Cette requête, à l'exécution calligraphique de laquelle Buvat attacha un grand soin, et dont toutes les majuscules représentaient des figures différentes de plantes, d'arbres ou d'animaux, occupa le digne écrivain depuis le déjeuner jusqu'au dîner. En s'asseyant à table, il la remit à Bourguignon, qu'il chargea personnellement de la porter à monseigneur le premier ministre, déclarant que Comtois lui suffirait momentanément pour son service. Un quart d'heure après, Bourguignon revint et annonça à Buvat que monseigneur était sorti, mais, qu'en son absence, la pétition avait été remise à la personne qui partageait le soin des affaires publiques avec lui, et que cette personne avait donné l'ordre de lui amener Buvat aussitôt qu'il aurait dîné, lequel Buvat, cependant, était invité à n'en point manger un seul morceau ni boire un verre de vin plus vite, attendu que celui qui le faisait demander était lui-même à table en ce moment. En vertu de cette permission, Buvat prit son temps, écorna les meilleurs plats, dégusta les meilleurs vins, lampa son café, savoura son verre de liqueur, et, cette dernière opération terminée, déclara d'un ton fort résolu qu'il était prêt à paraître devant le substitut du premier ministre.
L'ordre avait été donné à la sentinelle de laisser sortir Buvat: aussi Buvat, conduit par Bourguignon, passa-t-il fièrement devant elle. Pendant quelque temps il suivit un long corridor, puis il descendit un escalier, puis enfin le valet de pied ouvrit une porte et annonça monsieur Buvat.

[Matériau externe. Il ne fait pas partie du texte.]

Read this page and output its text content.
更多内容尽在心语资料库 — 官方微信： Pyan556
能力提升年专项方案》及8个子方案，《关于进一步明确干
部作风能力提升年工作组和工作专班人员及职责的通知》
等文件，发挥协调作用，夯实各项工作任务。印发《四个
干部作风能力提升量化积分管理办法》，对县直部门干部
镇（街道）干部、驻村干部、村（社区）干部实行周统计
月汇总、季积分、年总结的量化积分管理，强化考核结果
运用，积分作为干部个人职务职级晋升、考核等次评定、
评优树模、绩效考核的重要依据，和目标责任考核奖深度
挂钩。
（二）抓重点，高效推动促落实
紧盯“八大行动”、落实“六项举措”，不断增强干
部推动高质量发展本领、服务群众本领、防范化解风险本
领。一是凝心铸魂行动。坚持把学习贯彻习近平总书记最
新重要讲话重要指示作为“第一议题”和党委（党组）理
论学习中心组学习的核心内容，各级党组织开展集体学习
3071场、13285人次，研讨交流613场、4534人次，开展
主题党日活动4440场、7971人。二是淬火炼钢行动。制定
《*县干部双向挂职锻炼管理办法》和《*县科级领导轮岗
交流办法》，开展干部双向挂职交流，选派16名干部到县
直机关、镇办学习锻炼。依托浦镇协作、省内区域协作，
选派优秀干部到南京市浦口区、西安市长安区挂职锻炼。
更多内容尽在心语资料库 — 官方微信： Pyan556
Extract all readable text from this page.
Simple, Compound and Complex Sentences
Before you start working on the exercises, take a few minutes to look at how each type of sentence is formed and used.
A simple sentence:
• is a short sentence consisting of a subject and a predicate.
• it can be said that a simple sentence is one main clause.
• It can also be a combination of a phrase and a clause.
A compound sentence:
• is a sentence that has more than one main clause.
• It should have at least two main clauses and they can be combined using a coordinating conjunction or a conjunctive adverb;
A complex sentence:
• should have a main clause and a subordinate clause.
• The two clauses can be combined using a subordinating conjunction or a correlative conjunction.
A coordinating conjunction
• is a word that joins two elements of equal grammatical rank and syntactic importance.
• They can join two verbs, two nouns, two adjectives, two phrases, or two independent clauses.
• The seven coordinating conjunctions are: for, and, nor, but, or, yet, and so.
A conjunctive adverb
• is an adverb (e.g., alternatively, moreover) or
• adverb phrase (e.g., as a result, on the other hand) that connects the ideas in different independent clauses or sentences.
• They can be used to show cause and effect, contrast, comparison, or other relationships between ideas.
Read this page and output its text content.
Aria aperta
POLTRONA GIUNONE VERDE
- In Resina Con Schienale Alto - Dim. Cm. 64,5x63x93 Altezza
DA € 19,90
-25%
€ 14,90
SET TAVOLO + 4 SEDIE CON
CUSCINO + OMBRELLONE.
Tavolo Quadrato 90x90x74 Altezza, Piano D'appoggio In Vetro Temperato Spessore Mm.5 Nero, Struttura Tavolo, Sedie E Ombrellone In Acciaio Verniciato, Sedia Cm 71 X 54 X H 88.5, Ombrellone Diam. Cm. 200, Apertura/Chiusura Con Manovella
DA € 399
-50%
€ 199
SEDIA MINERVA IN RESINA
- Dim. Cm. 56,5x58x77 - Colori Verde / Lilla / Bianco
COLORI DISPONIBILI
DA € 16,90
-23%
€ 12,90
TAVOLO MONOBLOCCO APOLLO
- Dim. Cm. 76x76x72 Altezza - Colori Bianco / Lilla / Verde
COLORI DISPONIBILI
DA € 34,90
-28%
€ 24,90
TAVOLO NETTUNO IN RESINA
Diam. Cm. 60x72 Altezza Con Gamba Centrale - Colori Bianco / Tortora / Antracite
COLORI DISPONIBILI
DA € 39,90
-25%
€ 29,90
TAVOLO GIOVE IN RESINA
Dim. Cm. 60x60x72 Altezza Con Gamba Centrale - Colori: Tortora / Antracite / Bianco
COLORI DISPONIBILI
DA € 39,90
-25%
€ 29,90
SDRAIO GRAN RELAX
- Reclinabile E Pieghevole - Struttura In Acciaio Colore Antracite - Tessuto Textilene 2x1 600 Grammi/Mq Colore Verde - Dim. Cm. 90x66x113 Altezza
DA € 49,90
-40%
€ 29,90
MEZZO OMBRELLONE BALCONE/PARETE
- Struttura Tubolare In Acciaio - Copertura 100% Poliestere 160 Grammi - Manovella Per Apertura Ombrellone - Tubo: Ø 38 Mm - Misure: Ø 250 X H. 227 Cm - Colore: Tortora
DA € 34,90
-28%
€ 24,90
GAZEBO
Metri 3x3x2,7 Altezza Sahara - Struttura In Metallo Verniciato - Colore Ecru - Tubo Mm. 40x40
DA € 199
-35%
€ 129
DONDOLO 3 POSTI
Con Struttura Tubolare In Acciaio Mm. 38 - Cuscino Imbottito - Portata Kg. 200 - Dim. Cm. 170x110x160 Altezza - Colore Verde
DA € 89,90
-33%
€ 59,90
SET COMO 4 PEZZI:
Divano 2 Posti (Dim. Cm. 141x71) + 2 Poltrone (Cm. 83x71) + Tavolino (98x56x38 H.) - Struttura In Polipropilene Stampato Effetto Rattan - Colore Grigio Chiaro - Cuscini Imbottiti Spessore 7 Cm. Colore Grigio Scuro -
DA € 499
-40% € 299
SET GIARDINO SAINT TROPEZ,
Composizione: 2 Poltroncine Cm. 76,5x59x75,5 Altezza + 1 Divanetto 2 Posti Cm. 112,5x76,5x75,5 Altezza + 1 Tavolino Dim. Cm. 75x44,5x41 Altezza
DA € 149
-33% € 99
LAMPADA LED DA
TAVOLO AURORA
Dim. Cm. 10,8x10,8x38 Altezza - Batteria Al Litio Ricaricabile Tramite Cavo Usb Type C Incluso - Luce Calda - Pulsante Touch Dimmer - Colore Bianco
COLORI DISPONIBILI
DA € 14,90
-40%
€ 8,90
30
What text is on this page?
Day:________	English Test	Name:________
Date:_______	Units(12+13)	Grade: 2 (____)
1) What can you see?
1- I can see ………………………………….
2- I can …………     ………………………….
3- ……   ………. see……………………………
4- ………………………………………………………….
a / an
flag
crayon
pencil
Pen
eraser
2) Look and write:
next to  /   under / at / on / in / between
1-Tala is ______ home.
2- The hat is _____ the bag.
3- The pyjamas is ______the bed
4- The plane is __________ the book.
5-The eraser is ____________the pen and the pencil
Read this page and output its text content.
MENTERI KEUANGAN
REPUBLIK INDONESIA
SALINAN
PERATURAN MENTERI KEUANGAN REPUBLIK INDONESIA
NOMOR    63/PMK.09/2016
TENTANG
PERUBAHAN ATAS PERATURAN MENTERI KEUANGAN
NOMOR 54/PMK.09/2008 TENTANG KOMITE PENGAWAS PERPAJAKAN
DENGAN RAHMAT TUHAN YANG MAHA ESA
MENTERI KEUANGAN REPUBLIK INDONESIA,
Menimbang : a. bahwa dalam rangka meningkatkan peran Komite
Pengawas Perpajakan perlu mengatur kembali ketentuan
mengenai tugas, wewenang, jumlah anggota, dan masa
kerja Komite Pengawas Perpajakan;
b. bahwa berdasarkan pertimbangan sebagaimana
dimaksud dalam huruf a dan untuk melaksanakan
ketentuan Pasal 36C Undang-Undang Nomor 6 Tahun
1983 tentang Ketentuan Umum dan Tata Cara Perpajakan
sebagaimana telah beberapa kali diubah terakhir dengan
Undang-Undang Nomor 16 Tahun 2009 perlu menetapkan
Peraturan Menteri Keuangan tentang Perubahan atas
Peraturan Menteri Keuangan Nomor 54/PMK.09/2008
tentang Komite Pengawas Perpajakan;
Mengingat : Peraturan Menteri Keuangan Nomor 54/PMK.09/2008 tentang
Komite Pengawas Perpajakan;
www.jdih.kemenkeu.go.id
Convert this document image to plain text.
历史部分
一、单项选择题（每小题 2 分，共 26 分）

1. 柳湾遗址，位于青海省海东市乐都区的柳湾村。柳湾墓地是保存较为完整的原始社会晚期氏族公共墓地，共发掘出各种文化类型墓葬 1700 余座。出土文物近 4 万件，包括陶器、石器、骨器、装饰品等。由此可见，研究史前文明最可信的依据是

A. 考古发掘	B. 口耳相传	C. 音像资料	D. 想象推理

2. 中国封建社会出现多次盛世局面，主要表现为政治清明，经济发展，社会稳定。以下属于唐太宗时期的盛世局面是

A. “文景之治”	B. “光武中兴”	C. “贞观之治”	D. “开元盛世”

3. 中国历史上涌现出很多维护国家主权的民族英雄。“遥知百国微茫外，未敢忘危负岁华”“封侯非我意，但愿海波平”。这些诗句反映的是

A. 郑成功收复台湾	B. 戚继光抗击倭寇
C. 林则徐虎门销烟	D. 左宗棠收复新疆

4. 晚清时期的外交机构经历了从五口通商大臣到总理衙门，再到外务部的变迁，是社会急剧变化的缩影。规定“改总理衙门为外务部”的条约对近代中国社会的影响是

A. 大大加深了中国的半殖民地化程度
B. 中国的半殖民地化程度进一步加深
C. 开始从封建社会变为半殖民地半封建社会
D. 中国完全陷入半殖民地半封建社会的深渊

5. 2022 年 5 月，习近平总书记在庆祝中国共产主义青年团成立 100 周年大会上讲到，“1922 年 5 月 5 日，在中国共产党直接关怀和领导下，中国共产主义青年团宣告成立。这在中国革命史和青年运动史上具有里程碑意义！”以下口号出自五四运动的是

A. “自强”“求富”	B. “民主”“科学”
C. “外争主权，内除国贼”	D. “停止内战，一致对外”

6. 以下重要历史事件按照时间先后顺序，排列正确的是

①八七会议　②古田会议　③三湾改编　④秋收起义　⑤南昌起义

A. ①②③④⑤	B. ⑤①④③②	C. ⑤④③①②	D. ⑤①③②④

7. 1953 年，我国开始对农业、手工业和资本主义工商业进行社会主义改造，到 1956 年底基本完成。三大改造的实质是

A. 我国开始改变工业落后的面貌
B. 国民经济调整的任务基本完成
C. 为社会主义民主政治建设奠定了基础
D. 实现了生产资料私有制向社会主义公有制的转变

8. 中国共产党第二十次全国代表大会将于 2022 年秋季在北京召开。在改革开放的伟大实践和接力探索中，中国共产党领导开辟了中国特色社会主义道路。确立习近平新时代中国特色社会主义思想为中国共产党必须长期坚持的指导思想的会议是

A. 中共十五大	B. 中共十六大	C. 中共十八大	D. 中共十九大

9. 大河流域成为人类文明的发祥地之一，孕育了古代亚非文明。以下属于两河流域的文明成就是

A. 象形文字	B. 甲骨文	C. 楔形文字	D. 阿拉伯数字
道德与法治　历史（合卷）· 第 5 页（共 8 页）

Buvat se trouva alors dans une espèce de laboratoire situé au rez-de-chaussée, en face d'un homme de quarante ou quarante-deux ans qui ne lui était pas tout à fait inconnu, et qui, dans le costume le plus simple, s'occupait à suivre, sur un fourneau ardemment allumé, une opération chimique à laquelle il paraissait attacher une grande importance; cet homme, en apercevant Buvat, releva la tête, et l'ayant regardé avec curiosité:
—Monsieur, lui dit-il, c'est vous qui vous nommez Jean Buvat.
—Pour vous servir, monsieur, répondit Buvat en s'inclinant.
—La requête que vous venez d'adresser à l'abbé est de votre main?
—De ma propre main, monsieur.
—Vous avez une fort belle écriture, monsieur.
Buvat s'inclina avec un sourire orgueilleusement modeste.